Element 17 received Maestro honours for The Radio Network Christchurch, where colour was used to freshen up an internal space with just one window and delineate teams and spaces, as did Spaceworks' Kiwiana scheme for the Google office fitout.
Resene Total Colour Commercial Interior – Public + Retail
Studio Gascoigne picked this up for the second year running. Judges said Glassons Queen Street has a refreshingly unusual colour palette that works dramatically well – acidic, both modern and vintage, extending to all surfaces including the ceiling.
Designworks' mixing of corporate colours in the Kiwibank/NZ Post Retail Transformation project earned it a Maestro award. Despite being tasked with blending difficult corporate shades, Designworks managed to bring both brands together within the overall space, with the stronger accent hues having room to shine.
And Xsite Architects' Monarchy Restaurant, with all its regal colourways, also qualified for Maestro honours. Judges praised its sumptuous colour that "envelops and draws you in", working with the existing brick and timber while adding another dimension and rich layer.
Resene Total Colour Display + Product Award
The rainbow tones of the Sang Siren by Sang Architects, created by artist Michael Smither, was deemed mouthwatering and delicious by judges. Colour adds a sense of spiral and movement beyond the structure, which is perfectly proportioned.
Boffa Miskell's Trestle Leg Series, immortalising New Zealand words under the Auckland Harbour Bridge, was awarded Maestro honours. Judges said it added to the space and encouraged lingering, demanding attention.
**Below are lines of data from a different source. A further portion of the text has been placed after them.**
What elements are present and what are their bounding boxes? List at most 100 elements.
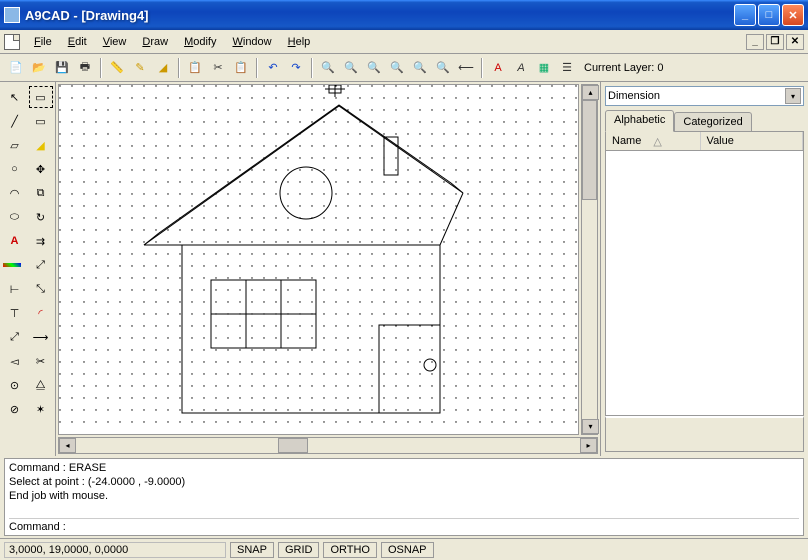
sort-icon[interactable]: △ [653, 135, 661, 148]
app-icon [4, 7, 20, 23]
scale-tool[interactable]: ⤡ [29, 278, 53, 300]
scroll-up-button[interactable]: ▴ [582, 85, 599, 100]
tab-categorized[interactable]: Categorized [674, 112, 751, 131]
circle-tool[interactable]: ○ [3, 158, 27, 180]
mirror-tool[interactable]: ⧋ [29, 374, 53, 396]
menu-view[interactable]: View [95, 34, 135, 50]
undo-icon[interactable]: ↶ [263, 58, 283, 78]
polyline-tool[interactable]: ▱ [3, 134, 27, 156]
separator [100, 58, 102, 78]
offset-tool[interactable]: ⇉ [29, 230, 53, 252]
current-layer-label: Current Layer: 0 [584, 62, 663, 74]
menu-edit[interactable]: Edit [60, 34, 95, 50]
cut-icon[interactable]: ✂ [208, 58, 228, 78]
zoom-prev-icon[interactable]: 🔍 [410, 58, 430, 78]
horizontal-scrollbar[interactable]: ◂ ▸ [58, 437, 598, 454]
scroll-down-button[interactable]: ▾ [582, 419, 599, 434]
scroll-thumb[interactable] [582, 100, 597, 200]
zoom-window-icon[interactable]: 🔍 [364, 58, 384, 78]
grid-toggle[interactable]: GRID [278, 542, 320, 558]
menu-draw[interactable]: Draw [134, 34, 176, 50]
pan-icon[interactable]: ⟵ [456, 58, 476, 78]
scroll-right-button[interactable]: ▸ [580, 438, 597, 453]
separator [256, 58, 258, 78]
dim-angle-icon[interactable]: ◢ [153, 58, 173, 78]
break-tool[interactable]: ⤢ [29, 254, 53, 276]
dim-radius-icon[interactable]: ⊙ [3, 374, 27, 396]
open-icon[interactable]: 📂 [29, 58, 49, 78]
command-prompt[interactable]: Command : [9, 518, 799, 533]
dim-horiz-icon[interactable]: ⊢ [3, 278, 27, 300]
copy-tool-icon[interactable]: ⧉ [29, 182, 53, 204]
col-name: Name [612, 135, 641, 147]
text-tool[interactable]: A [3, 230, 27, 252]
hatch-tool[interactable] [3, 263, 21, 267]
menu-modify[interactable]: Modify [176, 34, 224, 50]
chevron-down-icon[interactable]: ▾ [785, 88, 801, 104]
command-window[interactable]: Command : ERASE Select at point : (-24.0… [4, 458, 804, 536]
properties-grid[interactable] [605, 151, 804, 416]
arc-tool[interactable]: ◠ [3, 182, 27, 204]
properties-description [605, 416, 804, 452]
pointer-tool[interactable]: ↖ [3, 86, 27, 108]
menu-help[interactable]: Help [280, 34, 319, 50]
extend-tool[interactable]: ⟶ [29, 326, 53, 348]
paste-icon[interactable]: 📋 [231, 58, 251, 78]
status-bar: 3,0000, 19,0000, 0,0000 SNAP GRID ORTHO … [0, 538, 808, 560]
col-value: Value [707, 135, 734, 147]
new-icon[interactable]: 📄 [6, 58, 26, 78]
rect-select-tool[interactable]: ▭ [29, 86, 53, 108]
dim-diameter-icon[interactable]: ⊘ [3, 398, 27, 420]
scroll-left-button[interactable]: ◂ [59, 438, 76, 453]
mdi-restore-button[interactable]: ❐ [766, 34, 784, 50]
document-icon[interactable] [4, 34, 20, 50]
properties-icon[interactable]: ☰ [557, 58, 577, 78]
text-style-icon[interactable]: A [488, 58, 508, 78]
rotate-tool[interactable]: ↻ [29, 206, 53, 228]
scroll-thumb[interactable] [278, 438, 308, 453]
cmd-line-1: Command : ERASE [9, 461, 799, 475]
zoom-in-icon[interactable]: 🔍 [318, 58, 338, 78]
eraser-tool[interactable]: ◢ [29, 134, 53, 156]
measure-icon[interactable]: 📏 [107, 58, 127, 78]
minimize-button[interactable]: _ [734, 4, 756, 26]
trim-tool[interactable]: ✂ [29, 350, 53, 372]
pick-icon[interactable]: ✎ [130, 58, 150, 78]
object-type-combo[interactable]: Dimension ▾ [605, 86, 804, 106]
maximize-button[interactable]: □ [758, 4, 780, 26]
fillet-tool[interactable]: ◜ [29, 302, 53, 324]
drawing-canvas[interactable] [58, 84, 579, 435]
dim-align-icon[interactable]: ⤢ [3, 326, 27, 348]
redo-icon[interactable]: ↷ [286, 58, 306, 78]
close-button[interactable]: ✕ [782, 4, 804, 26]
menu-window[interactable]: Window [224, 34, 279, 50]
zoom-extents-icon[interactable]: 🔍 [387, 58, 407, 78]
mdi-close-button[interactable]: ✕ [786, 34, 804, 50]
rectangle-tool[interactable]: ▭ [29, 110, 53, 132]
combo-value: Dimension [608, 90, 785, 102]
ellipse-tool[interactable]: ⬭ [3, 206, 27, 228]
dim-vert-icon[interactable]: ⊤ [3, 302, 27, 324]
print-icon[interactable]: 🖶 [75, 58, 95, 78]
zoom-real-icon[interactable]: 🔍 [433, 58, 453, 78]
text-style2-icon[interactable]: A [511, 58, 531, 78]
mdi-minimize-button[interactable]: _ [746, 34, 764, 50]
left-toolbox: ↖ ▭ ╱ ▭ ▱ ◢ ○ ✥ ◠ ⧉ ⬭ ↻ A ⇉ ⤢ ⊢ ⤡ ⊤ ◜ ⤢ [0, 82, 56, 456]
vertical-scrollbar[interactable]: ▴ ▾ [581, 84, 598, 435]
layers-icon[interactable]: ▦ [534, 58, 554, 78]
separator [178, 58, 180, 78]
menu-file[interactable]: File [26, 34, 60, 50]
zoom-out-icon[interactable]: 🔍 [341, 58, 361, 78]
leader-icon[interactable]: ◅ [3, 350, 27, 372]
line-tool[interactable]: ╱ [3, 110, 27, 132]
snap-toggle[interactable]: SNAP [230, 542, 274, 558]
properties-panel: Dimension ▾ Alphabetic Categorized Name △… [600, 82, 808, 456]
move-tool[interactable]: ✥ [29, 158, 53, 180]
osnap-toggle[interactable]: OSNAP [381, 542, 434, 558]
save-icon[interactable]: 💾 [52, 58, 72, 78]
explode-tool[interactable]: ✶ [29, 398, 53, 420]
copy-icon[interactable]: 📋 [185, 58, 205, 78]
tab-alphabetic[interactable]: Alphabetic [605, 110, 674, 132]
properties-header: Name △ Value [605, 131, 804, 151]
ortho-toggle[interactable]: ORTHO [323, 542, 377, 558]
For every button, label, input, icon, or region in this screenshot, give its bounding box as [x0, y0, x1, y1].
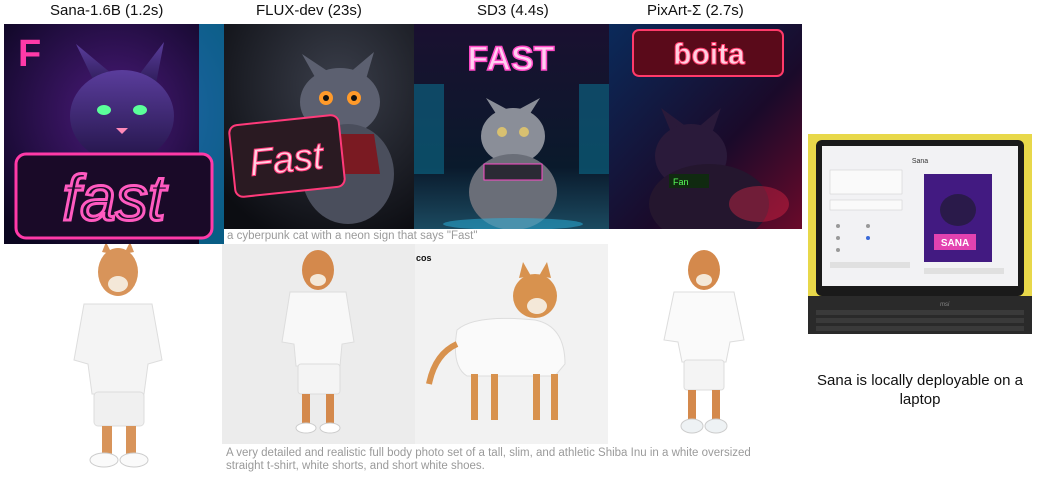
pixart-dog-image [608, 244, 801, 444]
flux-neon-sign: Fast [247, 135, 326, 185]
sd3-dog-image [415, 244, 608, 444]
cat-collar-tag: Fan [673, 177, 689, 187]
laptop-screen-badge: SANA [941, 238, 969, 249]
model-label-flux: FLUX-dev (23s) [256, 2, 362, 19]
small-sign-letter: F [18, 33, 41, 75]
sd3-neon-sign: FAST [468, 40, 555, 78]
sana-neon-sign: fast [62, 162, 167, 234]
pixart-neon-sign: ɓoita [673, 38, 745, 71]
laptop-brand: msi [940, 302, 950, 308]
pixart-cat-image: ɓoita Fan [609, 24, 802, 229]
laptop-screen-title: Sana [912, 158, 928, 165]
cat-prompt-caption: a cyberpunk cat with a neon sign that sa… [227, 230, 478, 242]
model-label-pixart: PixArt-Σ (2.7s) [647, 2, 744, 19]
laptop-caption: Sana is locally deployable on a laptop [817, 372, 1023, 408]
sana-cat-image: F fast [4, 24, 224, 244]
sana-dog-image [40, 244, 220, 474]
sd3-cat-image: FAST [414, 24, 609, 229]
flux-dog-image [222, 244, 415, 444]
cos-label: cos [416, 253, 432, 263]
model-label-sd3: SD3 (4.4s) [477, 2, 549, 19]
dog-prompt-caption: A very detailed and realistic full body … [226, 447, 751, 472]
flux-cat-image: Fast [224, 24, 414, 229]
model-label-sana: Sana-1.6B (1.2s) [50, 2, 164, 19]
laptop-photo: Sana SANA msi [808, 134, 1032, 334]
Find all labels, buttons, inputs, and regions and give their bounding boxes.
The lettering's strength related to the colour choice and added clarity overall.
Resene Total Colour Landscape Award
A collaboration by Wright + Associates and Australia's Taylor Cullity Lethlean took out this category. Colour ensures that you see the highlights as you move around the space and there is a wonderful sense of discovery as you spot something new, calling to mind a nautical feel without resorting to cliché.
Meanwhile, Maestro awards went to BECA display garden Max's Pipe Dream, and Boffa Miskell's London Quay.
Resene Total Colour Rising Star Award
The fusion of architecture and colour in the Arts & Crafts Cultural Mall by Grace Salisbury Mills won the Resene Total Colour Rising Star Award. There is an element of surprise and discovery of colour, cleverly used to theme different areas of the space. Rather than opting for end to end colour, the project takes a bold palette and carefully places it to maximum effect to contrast against the architectural backdrop.
Resene Total Colour Lifetime Achievement Award
The Resene Total Colour Lifetime Achievement Award was awarded to Di Lucas of Canterbury. Ever since she graduated with a Landscape degree she has been advocating the sensitive use of colour. Perhaps being born and bred on Bendigo Station in Otago among the muted colours of tussock and rock, she was imbued with a sense of colour as something that complemented the landscape.
In 1970s when she was working as a landscape architect with Ministry of Works she was able to change the application of paint to public structures. She had the highways maintenance teams stop putting white paint on all structures, and blue and white on bridges. She encouraged and demonstrated the use of paint colour to respect the local landscape, such as the changing of the AJ Hackett bungy bridge from primer pink to possum brown. White was only to be used for where needed for safety.
In 1982 Lucas was contracted by NZ Steel to design the first colour range for Colorsteel manufacture. For the standard range of colours she chose and named colours – Ironsand, Lignite, Scoria, Karaka, Lichen and Tussock. It’s a tribute to the enduring quality of those colours that after 30 years, five out of the six colours remain in production and are some of the most popular colours available.